Numerical Simulation Results and Analysis
Condensation Temperature Impact
Lower condensation temperatures accelerate cooling but increase thermal gradients. At 8°C, batteries cooled from 60°C to 33°C in 1,200s. Temperature distribution asymmetry intensified below 8°C due to vapor-liquid phase change limitations:
$$ \Delta T_{\text{surface}} = 8.7^\circ \text{C} \quad (\text{at } T_{\text{cond}}=6^\circ \text{C}) \quad \text{vs} \quad \Delta T_{\text{surface}} = 4.2^\circ \text{C} \quad (\text{at } T_{\text{cond}}=16^\circ \text{C}) $$
Environmental Factors
Ambient humidity (20–100% RH) had negligible effect (±0.3°C), while temperature variations (8–46°C) altered steady-state temperatures by <1.5°C. Heat transfer is dominated by conduction through MHPA rather than convection.
Air Gap Thickness Optimization
Reducing the air gap between batteries and MHPA significantly enhanced cooling.
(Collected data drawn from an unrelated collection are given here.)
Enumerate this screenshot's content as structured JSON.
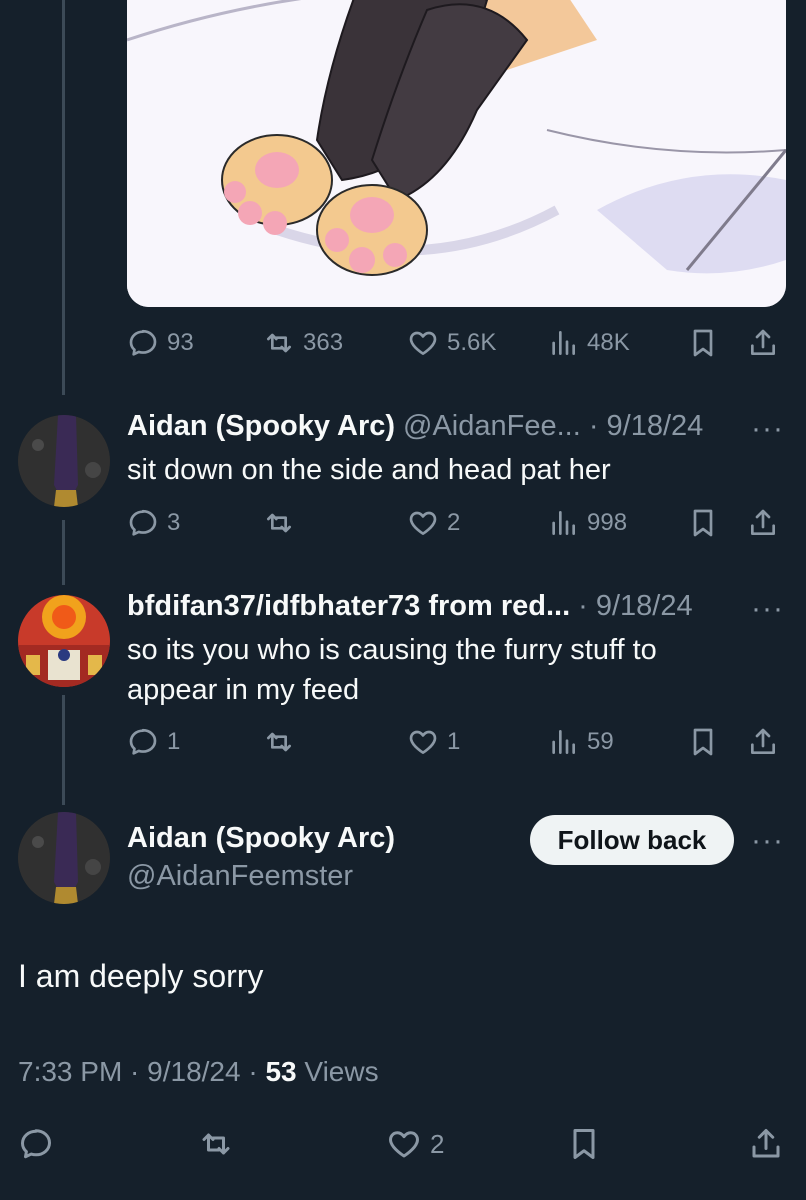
{
  "top_post": {
    "stats": {
      "replies": "93",
      "reposts": "363",
      "likes": "5.6K",
      "views": "48K"
    }
  },
  "replies": [
    {
      "name": "Aidan (Spooky Arc)",
      "meta": "@AidanFee... · 9/18/24",
      "text": "sit down on the side and head pat her",
      "stats": {
        "replies": "3",
        "reposts": "",
        "likes": "2",
        "views": "998"
      }
    },
    {
      "name": "bfdifan37/idfbhater73 from red...",
      "meta": "· 9/18/24",
      "text_line1": "so its you who is causing the furry stuff to",
      "text_line2": "appear in my feed",
      "stats": {
        "replies": "1",
        "reposts": "",
        "likes": "1",
        "views": "59"
      }
    }
  ],
  "focused_post": {
    "name": "Aidan (Spooky Arc)",
    "handle": "@AidanFeemster",
    "follow_label": "Follow back",
    "text": "I am deeply sorry",
    "timestamp": "7:33 PM · 9/18/24 · ",
    "view_count": "53",
    "views_label": " Views",
    "stats": {
      "likes": "2"
    }
  },
  "more_label": "···",
  "colors": {
    "background": "#15202b",
    "muted": "#8b98a5",
    "text": "#f7f9f9",
    "button": "#eff3f4"
  }
}
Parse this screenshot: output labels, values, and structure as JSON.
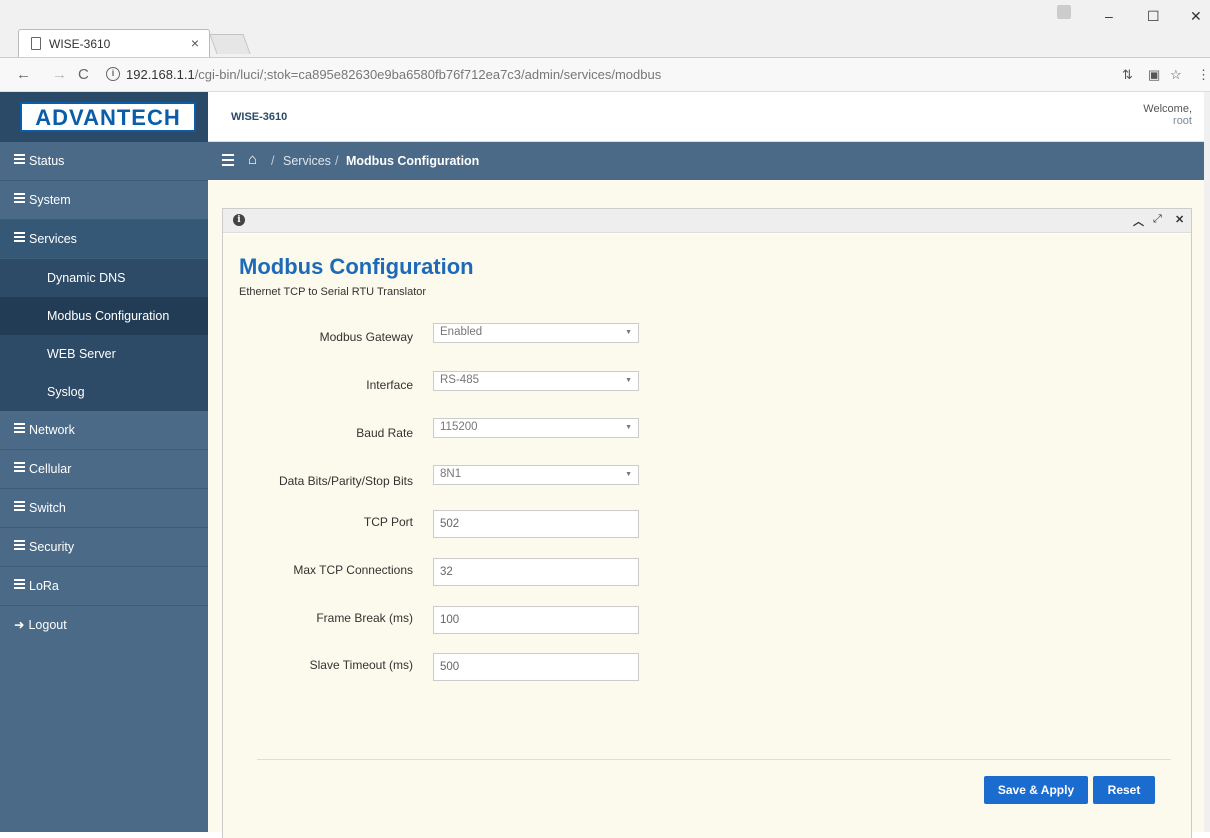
{
  "browser": {
    "tab_title": "WISE-3610",
    "tab_close": "×",
    "url_host": "192.168.1.1",
    "url_path": "/cgi-bin/luci/;stok=ca895e82630e9ba6580fb76f712ea7c3/admin/services/modbus",
    "window_min": "–",
    "window_max": "☐",
    "window_close": "✕"
  },
  "header": {
    "logo": "ADVANTECH",
    "device": "WISE-3610",
    "welcome": "Welcome,",
    "user": "root"
  },
  "sidebar": {
    "items": [
      {
        "label": "Status"
      },
      {
        "label": "System"
      },
      {
        "label": "Services"
      },
      {
        "label": "Network"
      },
      {
        "label": "Cellular"
      },
      {
        "label": "Switch"
      },
      {
        "label": "Security"
      },
      {
        "label": "LoRa"
      },
      {
        "label": "Logout"
      }
    ],
    "services_sub": [
      {
        "label": "Dynamic DNS"
      },
      {
        "label": "Modbus Configuration"
      },
      {
        "label": "WEB Server"
      },
      {
        "label": "Syslog"
      }
    ]
  },
  "breadcrumb": {
    "sep": "/",
    "services": "Services",
    "current": "Modbus Configuration"
  },
  "page": {
    "title": "Modbus Configuration",
    "subtitle": "Ethernet TCP to Serial RTU Translator"
  },
  "form": {
    "modbus_gateway": {
      "label": "Modbus Gateway",
      "value": "Enabled"
    },
    "interface": {
      "label": "Interface",
      "value": "RS-485"
    },
    "baud_rate": {
      "label": "Baud Rate",
      "value": "115200"
    },
    "data_bits": {
      "label": "Data Bits/Parity/Stop Bits",
      "value": "8N1"
    },
    "tcp_port": {
      "label": "TCP Port",
      "value": "502"
    },
    "max_tcp": {
      "label": "Max TCP Connections",
      "value": "32"
    },
    "frame_break": {
      "label": "Frame Break (ms)",
      "value": "100"
    },
    "slave_timeout": {
      "label": "Slave Timeout (ms)",
      "value": "500"
    }
  },
  "actions": {
    "save": "Save & Apply",
    "reset": "Reset"
  }
}
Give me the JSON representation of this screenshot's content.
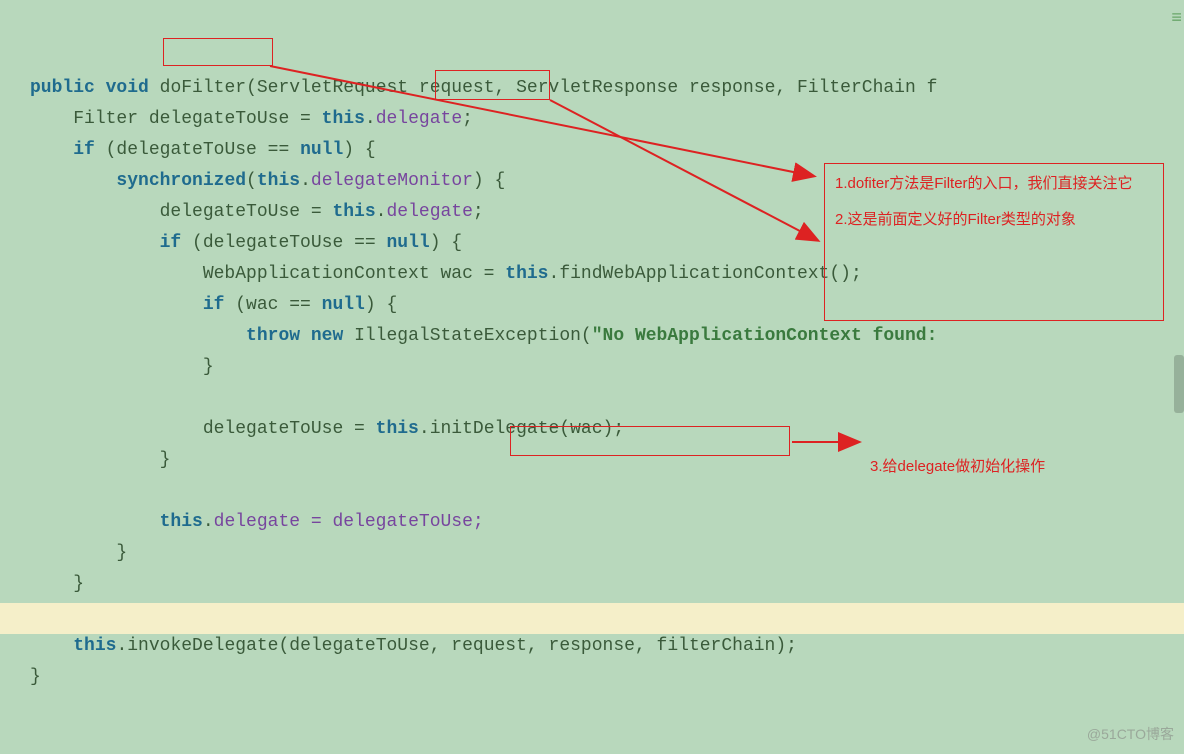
{
  "code": {
    "kw_public": "public",
    "kw_void": "void",
    "method_doFilter": "doFilter",
    "sig_rest": "(ServletRequest request, ServletResponse response, FilterChain f",
    "type_Filter": "Filter",
    "var_delegateToUse": " delegateToUse = ",
    "kw_this": "this",
    "dot": ".",
    "field_delegate": "delegate",
    "semicolon": ";",
    "kw_if": "if",
    "cond_open": " (delegateToUse == ",
    "kw_null": "null",
    "cond_close": ") {",
    "kw_synchronized": "synchronized",
    "sync_open": "(",
    "field_delegateMonitor": "delegateMonitor",
    "sync_close": ") {",
    "assign_delegateToUse": "delegateToUse = ",
    "type_wac": "WebApplicationContext wac = ",
    "method_findWac": "findWebApplicationContext();",
    "if_wac": " (wac == ",
    "kw_throw": "throw",
    "kw_new": "new",
    "type_IllegalState": " IllegalStateException(",
    "string_noWac": "\"No WebApplicationContext found:",
    "brace_close": "}",
    "method_initDelegate": "initDelegate(wac);",
    "assign_back": "delegate = delegateToUse;",
    "invoke": "invokeDelegate(delegateToUse, request, response, filterChain);"
  },
  "annotations": {
    "note1": "1.dofiter方法是Filter的入口，我们直接关注它",
    "note2": "2.这是前面定义好的Filter类型的对象",
    "note3": "3.给delegate做初始化操作"
  },
  "watermark": "@51CTO博客"
}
A 0.2mm gap achieved 50°C temperature drop in 1,200s—61.3% faster than 1mm gaps. Time to reach 25°C:
$$ t_{0.2\text{mm}} = 391 \text{s} \quad \text{vs} \quad t_{1\text{mm}} = 1807 \text{s} \quad (78.4\% \text{ faster}) $$
Charging Phase Thermal Control
The system maintained safe temperatures across all charging rates. At 3C, peak temperature reached 36.98°C—well below the 45°C threshold. Temperature differentials stabilized within operational limits:
| Charging Rate | Peak Temp (°C) | Max ΔT (°C) | Time to Safe Temp |
|---|---|---|---|
| 1C | 29.4 | 4.58 | Immediate |
| 2C | 33.7 | 9.77 | <300s |
| 3C | 36.98 | 13.25 | <120s |
Conclusion
Our MHPA-refrigerant hybrid system enables rapid battery cooldowns and safe high-rate charging for Unmanned Aerial Vehicles. Critical design guidelines include:
- Optimal air gap thickness: 0.2mm (78.4% faster cooldown than 1mm)
- Condensation temperature: 12–16°C (balances efficiency and temperature uniformity)
- 3C charging support: Peak temperatures maintained at 36.98°C (ΔT<13.25°C)
This approach eliminates liquid cooling complexity while outperforming air-based systems, crucial for expanding drone technology in long-endurance applications. Future work will optimize MHPA geometry for multi-battery configurations and transient flight heat loads.